Why does the BBC support climate change deniers?

BBCThe BBC’s Charter states that the organisation’s mission is to inform, educate and entertain, but when it come to climate change, the emphasis seems to be firmly on entertain.

Last Sunday evening, two consecutive programmes on Radio 4 emphasised the point.  In Westminster Hour, presenter Carolyn Quinn was mediating between various politicians on the subject of the recent floods when she came out with the extroaordinary statement “And we know that there is a difference of opinion among scientific experts and among politicians over this”.

There may well be varying views among politicians, but not among scientists.

Perhaps the most authoritative scientific source is the Intergovernmental Panel on Climate Change (IPCC), to which 195 member countries of the United Nations have signed up. The organisation ‘considers new evidence of climate change based on many independent scientific analyses from observations of the climate system, paleoclimate archives, theoretical studies of climate processes and simulations using climate models’.

In its latest report – Climate Change 2013: The Physical Science Basis – the Summary for Policymakers says that:

Warming of the climate system is unequivocal, and since the 1950s, many of the observed changes are unprecedented over decades to millennia. The atmosphere and ocean have warmed, the amounts of snow and ice have diminished, sea level has risen, and the concentrations of greenhouse gases have increased.


Human influence on the climate system is clear. This is evident from the increasing greenhouse gas concentrations in the atmosphere, positive radiative forcing, observed warming, and understanding of the climate system.

There have been a number of studies into the extent of agreement among scientists. For example, back in 2010 a group of academics researched and reported on the issue:

Here, we use an extensive dataset of 1,372 climate researchers and their publication and citation data to show that 97–98% of the climate researchers most actively publishing in the field support the tenets of ACC (anthropogenic climate change) outlined by the Intergovernmental Panel on Climate Change, and the relative climate expertise and scientific prominence of the researchers unconvinced of ACC are substantially below that of the convinced researchers.

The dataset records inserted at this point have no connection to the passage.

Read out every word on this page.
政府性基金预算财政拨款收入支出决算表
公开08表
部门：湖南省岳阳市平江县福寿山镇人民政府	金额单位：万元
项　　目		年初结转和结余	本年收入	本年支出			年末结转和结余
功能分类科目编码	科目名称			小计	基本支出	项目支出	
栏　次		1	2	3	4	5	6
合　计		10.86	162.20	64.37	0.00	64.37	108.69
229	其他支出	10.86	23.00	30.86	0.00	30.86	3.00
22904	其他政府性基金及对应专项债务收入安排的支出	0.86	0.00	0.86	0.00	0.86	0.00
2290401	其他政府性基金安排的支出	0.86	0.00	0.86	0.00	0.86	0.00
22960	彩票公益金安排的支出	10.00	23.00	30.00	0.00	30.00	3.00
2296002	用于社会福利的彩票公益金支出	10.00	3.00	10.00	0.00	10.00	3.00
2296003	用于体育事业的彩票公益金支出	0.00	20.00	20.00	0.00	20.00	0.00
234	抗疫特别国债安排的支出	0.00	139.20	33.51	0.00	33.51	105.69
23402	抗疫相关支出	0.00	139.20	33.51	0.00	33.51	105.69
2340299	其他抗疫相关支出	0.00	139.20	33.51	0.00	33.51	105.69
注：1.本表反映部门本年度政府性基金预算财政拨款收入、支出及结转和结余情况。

And if you still don’t believe it, check out this list of 197 scientific organisations world wide that hold the position that climate change has been caused by human action.  A list that NASA quotes on its web site.

I could go on, but you get the point.

So why did Carolyn Quinn say there is a difference of opinion among scientific experts when there clearly isn’t? The usual reason given is that the corporation needs to present both sites of any argument, but in this case there isn’t one. In any case, using the BBC’s logic, the Corporation should be interviewing someone from the Flat Earth Society whenever any discussion suggests the world is a globe. The Society is alive and kicking with it’s own minority views. It’s only a matter of degree between the number denying climate change is happening and those maintaining the Earth is flat, so where’s the tipping point? When will the BBC accept climate change without argument? Clearly 97% of the views of the scientific community is not enough.

But, getting back to last Sunday night, that wasn’t the end of it. What the Papers Say swiftly followed up with the press coverage of the floods and the climate change implications, or not.

It started with a comment from Nicholas Stern, who’s 2006 report first brought climate change to wider attention in the UK. But the longest quote in the whole piece came from car comic Clarkson, who’s scepticism established that climate change was a subject for anyone to get their point across on the BBC. Fortunately a real comedian, Mark Steel, helped to set the record straight. This was a report on what the press were saying, so didn’t pretend to be fair, but the way the content was selected added weight to the non-scientific view.

I don’t understand why the BBC, with such a wealth of scientific content in its broadcasts,  won’t take climate change seriously. If it did, it’s coverage of the deniers might at least distinguish between those who deny climate change is happening and those who deny it’s man-made. Of course, science shows that both are true.